Friday, October 06, 2006

Friday Prayers: Questions of the Soul


"God is great" in traditional Arabic calligraphy


So today I went again to another Friday Prayer, the second in a row.

I had a bad headache on the way there and somehow wasn't feeling good, maybe because I had rushed into things to get there early.. which I did, thank God.

It was empty by the time I got to the mosque (remind me next time to take a picture of the mosque from the outside) and I thought I had just missed the beginning, but it turns out that I was the one who got there early, very early - like 20 minutes early. Hmmm.. must time myself.

Squibble, squabble.

Today's Friday prayer lecture was something that frustrated me a bit. Maybe it was due to the fact that I hadn't gone to a single mosque lecture for a very long period of time so I wasn't used to being talked to without having to ask a question in the middle of a 'conversation'.
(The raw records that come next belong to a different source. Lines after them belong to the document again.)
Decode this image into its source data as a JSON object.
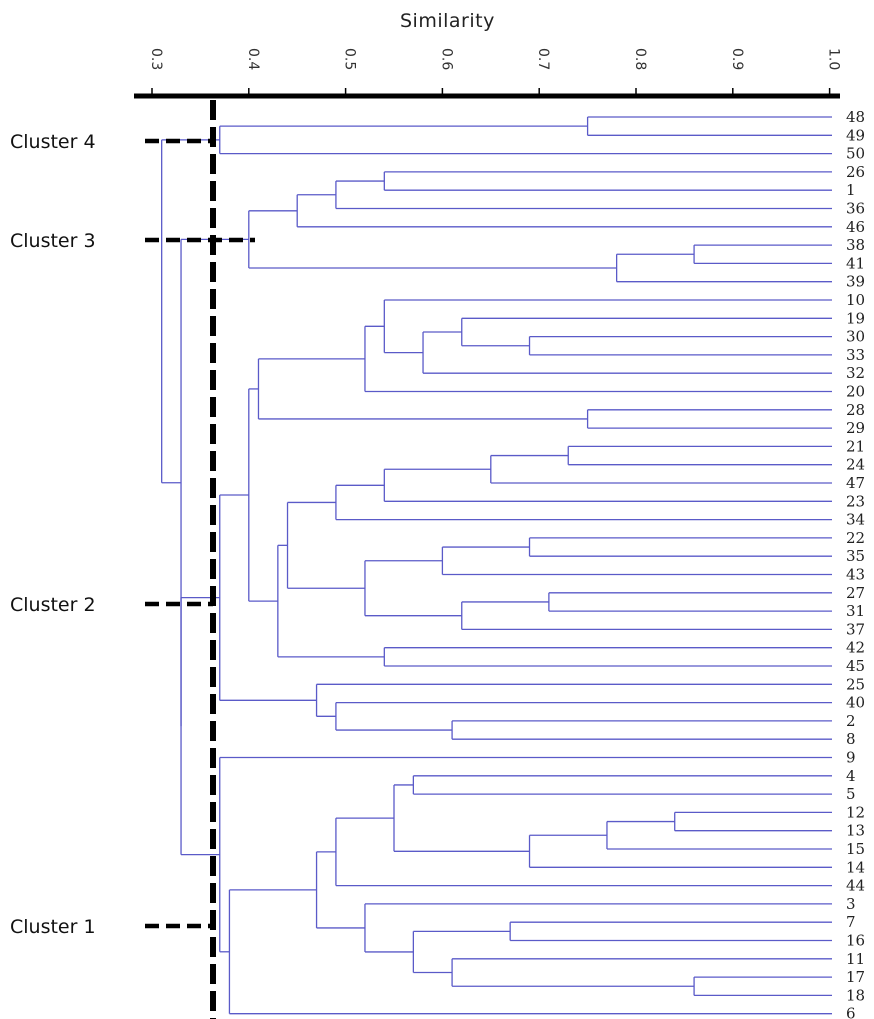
{
  "axis": {
    "title": "Similarity",
    "ticks": [
      "0.3",
      "0.4",
      "0.5",
      "0.6",
      "0.7",
      "0.8",
      "0.9",
      "1.0"
    ]
  },
  "leaves": [
    "48",
    "49",
    "50",
    "26",
    "1",
    "36",
    "46",
    "38",
    "41",
    "39",
    "10",
    "19",
    "30",
    "33",
    "32",
    "20",
    "28",
    "29",
    "21",
    "24",
    "47",
    "23",
    "34",
    "22",
    "35",
    "43",
    "27",
    "31",
    "37",
    "42",
    "45",
    "25",
    "40",
    "2",
    "8",
    "9",
    "4",
    "5",
    "12",
    "13",
    "15",
    "14",
    "44",
    "3",
    "7",
    "16",
    "11",
    "17",
    "18",
    "6"
  ],
  "clusters": [
    {
      "label": "Cluster 4"
    },
    {
      "label": "Cluster 3"
    },
    {
      "label": "Cluster 2"
    },
    {
      "label": "Cluster 1"
    }
  ],
  "cut_similarity": 0.36,
  "colors": {
    "tree": "#5a5ac8",
    "axis": "#000000",
    "cut_line": "#000000"
  },
  "chart_data": {
    "type": "dendrogram",
    "orientation": "horizontal",
    "xlabel": "Similarity",
    "xlim": [
      0.3,
      1.0
    ],
    "merges": [
      {
        "members": [
          "48",
          "49"
        ],
        "similarity": 0.75
      },
      {
        "members": [
          "48",
          "49",
          "50"
        ],
        "similarity": 0.37
      },
      {
        "members": [
          "26",
          "1"
        ],
        "similarity": 0.54
      },
      {
        "members": [
          "26",
          "1",
          "36"
        ],
        "similarity": 0.49
      },
      {
        "members": [
          "26",
          "1",
          "36",
          "46"
        ],
        "similarity": 0.45
      },
      {
        "members": [
          "38",
          "41"
        ],
        "similarity": 0.86
      },
      {
        "members": [
          "38",
          "41",
          "39"
        ],
        "similarity": 0.78
      },
      {
        "members": [
          "26",
          "1",
          "36",
          "46",
          "38",
          "41",
          "39"
        ],
        "similarity": 0.4
      },
      {
        "members": [
          "30",
          "33"
        ],
        "similarity": 0.69
      },
      {
        "members": [
          "19",
          "30",
          "33"
        ],
        "similarity": 0.62
      },
      {
        "members": [
          "19",
          "30",
          "33",
          "32"
        ],
        "similarity": 0.58
      },
      {
        "members": [
          "10",
          "19",
          "30",
          "33",
          "32"
        ],
        "similarity": 0.54
      },
      {
        "members": [
          "10",
          "19",
          "30",
          "33",
          "32",
          "20"
        ],
        "similarity": 0.52
      },
      {
        "members": [
          "28",
          "29"
        ],
        "similarity": 0.75
      },
      {
        "members": [
          "10",
          "19",
          "30",
          "33",
          "32",
          "20",
          "28",
          "29"
        ],
        "similarity": 0.41
      },
      {
        "members": [
          "21",
          "24"
        ],
        "similarity": 0.73
      },
      {
        "members": [
          "21",
          "24",
          "47"
        ],
        "similarity": 0.65
      },
      {
        "members": [
          "21",
          "24",
          "47",
          "23"
        ],
        "similarity": 0.54
      },
      {
        "members": [
          "21",
          "24",
          "47",
          "23",
          "34"
        ],
        "similarity": 0.49
      },
      {
        "members": [
          "22",
          "35"
        ],
        "similarity": 0.69
      },
      {
        "members": [
          "22",
          "35",
          "43"
        ],
        "similarity": 0.6
      },
      {
        "members": [
          "27",
          "31"
        ],
        "similarity": 0.71
      },
      {
        "members": [
          "27",
          "31",
          "37"
        ],
        "similarity": 0.62
      },
      {
        "members": [
          "22",
          "35",
          "43",
          "27",
          "31",
          "37"
        ],
        "similarity": 0.52
      },
      {
        "members": [
          "21",
          "24",
          "47",
          "23",
          "34",
          "22",
          "35",
          "43",
          "27",
          "31",
          "37"
        ],
        "similarity": 0.44
      },
      {
        "members": [
          "42",
          "45"
        ],
        "similarity": 0.54
      },
      {
        "members": [
          "21",
          "24",
          "47",
          "23",
          "34",
          "22",
          "35",
          "43",
          "27",
          "31",
          "37",
          "42",
          "45"
        ],
        "similarity": 0.43
      },
      {
        "members": [
          "10",
          "19",
          "30",
          "33",
          "32",
          "20",
          "28",
          "29",
          "21",
          "24",
          "47",
          "23",
          "34",
          "22",
          "35",
          "43",
          "27",
          "31",
          "37",
          "42",
          "45"
        ],
        "similarity": 0.4
      },
      {
        "members": [
          "2",
          "8"
        ],
        "similarity": 0.61
      },
      {
        "members": [
          "40",
          "2",
          "8"
        ],
        "similarity": 0.49
      },
      {
        "members": [
          "25",
          "40",
          "2",
          "8"
        ],
        "similarity": 0.47
      },
      {
        "members": [
          "10",
          "19",
          "30",
          "33",
          "32",
          "20",
          "28",
          "29",
          "21",
          "24",
          "47",
          "23",
          "34",
          "22",
          "35",
          "43",
          "27",
          "31",
          "37",
          "42",
          "45",
          "25",
          "40",
          "2",
          "8"
        ],
        "similarity": 0.37
      },
      {
        "members": [
          "4",
          "5"
        ],
        "similarity": 0.57
      },
      {
        "members": [
          "12",
          "13"
        ],
        "similarity": 0.84
      },
      {
        "members": [
          "12",
          "13",
          "15"
        ],
        "similarity": 0.77
      },
      {
        "members": [
          "12",
          "13",
          "15",
          "14"
        ],
        "similarity": 0.69
      },
      {
        "members": [
          "4",
          "5",
          "12",
          "13",
          "15",
          "14"
        ],
        "similarity": 0.55
      },
      {
        "members": [
          "4",
          "5",
          "12",
          "13",
          "15",
          "14",
          "44"
        ],
        "similarity": 0.49
      },
      {
        "members": [
          "7",
          "16"
        ],
        "similarity": 0.67
      },
      {
        "members": [
          "17",
          "18"
        ],
        "similarity": 0.86
      },
      {
        "members": [
          "11",
          "17",
          "18"
        ],
        "similarity": 0.61
      },
      {
        "members": [
          "7",
          "16",
          "11",
          "17",
          "18"
        ],
        "similarity": 0.57
      },
      {
        "members": [
          "3",
          "7",
          "16",
          "11",
          "17",
          "18"
        ],
        "similarity": 0.52
      },
      {
        "members": [
          "4",
          "5",
          "12",
          "13",
          "15",
          "14",
          "44",
          "3",
          "7",
          "16",
          "11",
          "17",
          "18"
        ],
        "similarity": 0.47
      },
      {
        "members": [
          "4",
          "5",
          "12",
          "13",
          "15",
          "14",
          "44",
          "3",
          "7",
          "16",
          "11",
          "17",
          "18",
          "6"
        ],
        "similarity": 0.38
      },
      {
        "members": [
          "9",
          "4",
          "5",
          "12",
          "13",
          "15",
          "14",
          "44",
          "3",
          "7",
          "16",
          "11",
          "17",
          "18",
          "6"
        ],
        "similarity": 0.37
      },
      {
        "members": [
          "cluster2",
          "cluster1"
        ],
        "similarity": 0.33
      },
      {
        "members": [
          "cluster3",
          "cluster2",
          "cluster1"
        ],
        "similarity": 0.33
      },
      {
        "members": [
          "cluster4",
          "cluster3",
          "cluster2",
          "cluster1"
        ],
        "similarity": 0.31
      }
    ]
  }
}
The topic was spirituality and how people's actions in this holy month of Ramadhan are relevant in such a field & how the lecturer had segregated the 'ritual' of fasting into three different groups; fasting that is known to the public; fasting of both the public type along with the spirit; and the spiritual fasting that is rarely seen these days.

The thing that frustrated me is that I had alway known fasting is just what it is; fasting. Nothing about separating it into groups or anything since fasting has it's own set of rules that you must abide by and if you can't follow those rules then it just means that you haven't been fasting - period. Rules like no cursing, no eating, no drinking; praying; following only what is good and not taking aide into things that could deter you into doing something that would anger God. Things like that.

The beauty of these lectures lies within what kind of questions they make rise out in your head about your own faith allowing you to learn about your own faith; Islam.

2 comments:

IntI said...

I agree wid ya, u cant separate da fasting as a word/as a deed it comes as a whole.It compelets its meaning.

Sleepless In Muscat said...

that's what i thought, too..

maybe the Imam meant to say that the whole fasting issue - internally - is separated into groups?